Graphene nanomeshes (GNMs), also known as nanoporous graphene, are ordered defect-engineered graphene nanostructures consisting of periodic arrangements of nanopores in the graphene lattice with neck widths between pores of less than 10 nm, typically fabricated by block copolymer lithography and plasma/electron etching of graphene. The unique porous structure of GNMs and their outstanding mechanical and electronic properties makes these 2D materials very appealing for numerous technological applications, ranging from field effect transistors to membranes used in water desalination. Here, we present a systematic study of the response of GNMs to mechanical loading based on molecular-dynamics (MD) simulations according to a reliable bond order interatomic potential and establish the corresponding structure-properties relationships.

We report results on the response of graphene nanomeshes (GNMs) to uniaxial tensile straining based on MD simulations of dynamic deformation tests. We examine the effects on the GNM mechanical behavior under straining along different directions of the nanomesh pore morphology and pore edge passivation by testing GNMs with elliptical pores of various aspect ratios and different extents of edge passivation through termination with H atoms of under-coordinated edge C atoms. We establish the dependences of the ultimate tensile strength, fracture strain, and toughness of the GNMs on the nanomesh porosity, derive scaling laws for GNM strength-density relations, and find the GNMs’ mechanical response to uniaxial straining to be anisotropic for pore morphologies deviating from circular. We also find that the GNM tensile strength decays exponentially with increasing GNM porosity and that pore edge termination with H atoms causes a reduction in the GNMs’ elastic stiffening, strength, deformability, and toughness; this hydrogen embrittlement effect is more pronounced at a high level of pore edge passivation that renders the edge C atoms sp³-hybridized.

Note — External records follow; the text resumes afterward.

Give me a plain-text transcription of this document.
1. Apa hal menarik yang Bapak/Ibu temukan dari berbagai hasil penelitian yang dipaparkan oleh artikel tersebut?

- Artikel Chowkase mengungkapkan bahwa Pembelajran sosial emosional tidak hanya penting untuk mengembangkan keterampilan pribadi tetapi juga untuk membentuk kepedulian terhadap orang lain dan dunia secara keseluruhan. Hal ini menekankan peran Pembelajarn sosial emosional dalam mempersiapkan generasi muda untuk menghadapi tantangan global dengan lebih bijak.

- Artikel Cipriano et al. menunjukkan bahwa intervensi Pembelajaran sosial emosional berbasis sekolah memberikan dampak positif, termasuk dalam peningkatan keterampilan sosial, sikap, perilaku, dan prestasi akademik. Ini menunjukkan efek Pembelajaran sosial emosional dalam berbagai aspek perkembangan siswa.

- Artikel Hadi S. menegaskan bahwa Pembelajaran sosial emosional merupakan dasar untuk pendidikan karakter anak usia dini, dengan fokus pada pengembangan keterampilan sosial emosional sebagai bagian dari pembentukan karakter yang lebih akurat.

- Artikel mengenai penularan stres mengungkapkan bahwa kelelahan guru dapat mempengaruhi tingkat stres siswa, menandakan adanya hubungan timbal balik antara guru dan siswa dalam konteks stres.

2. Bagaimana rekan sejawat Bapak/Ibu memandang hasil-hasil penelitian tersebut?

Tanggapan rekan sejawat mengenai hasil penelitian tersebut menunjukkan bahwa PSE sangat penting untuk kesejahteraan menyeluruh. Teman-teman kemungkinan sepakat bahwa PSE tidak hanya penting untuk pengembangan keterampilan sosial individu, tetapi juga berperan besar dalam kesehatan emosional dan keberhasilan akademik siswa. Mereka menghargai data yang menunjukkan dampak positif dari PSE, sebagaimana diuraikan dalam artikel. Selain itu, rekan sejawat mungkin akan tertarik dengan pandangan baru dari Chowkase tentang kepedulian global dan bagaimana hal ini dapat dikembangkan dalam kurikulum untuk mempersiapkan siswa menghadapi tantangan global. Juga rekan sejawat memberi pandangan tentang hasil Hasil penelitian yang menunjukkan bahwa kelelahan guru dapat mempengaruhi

We also report results on the mechanical and structural response of GNMs to indentation based on MD simulations of nanoindentation tests. We find the GNMs’ response to indentation to be nonlinearly elastic until fracture initiation, with elastic properties that depend strongly on the GNM porosity but are not sensitive to pore edge passivation, which, however, influences the GNM failure mechanism past fracture initiation. Increasing GNM porosity leads to a monotonic decrease of the 2D elastic modulus of the GNMs and the modulus-porosity dependence follows a quadratic scaling law. The maximum stress reached at the GNM breaking point is high throughout the porosity range examined, even at very high porosity. The maximum deflection of the indented GNMs at their breaking point exhibits a minimum at porosities below 20%; beyond this critical porosity, the maximum deflection increases monotonically with increasing porosity and can reach values comparable to half of the indented sample radius at high porosities. Moreover, our analysis reveals a novel inelastic, dissipative necking mechanism of GNM failure at high porosities that further enhances the excellent deformability of the GNMs. Our findings highlight the potential of graphene nanomeshes as 2D mechanical metamaterials whose mechanical response can be tuned by proper tailoring of their structural features.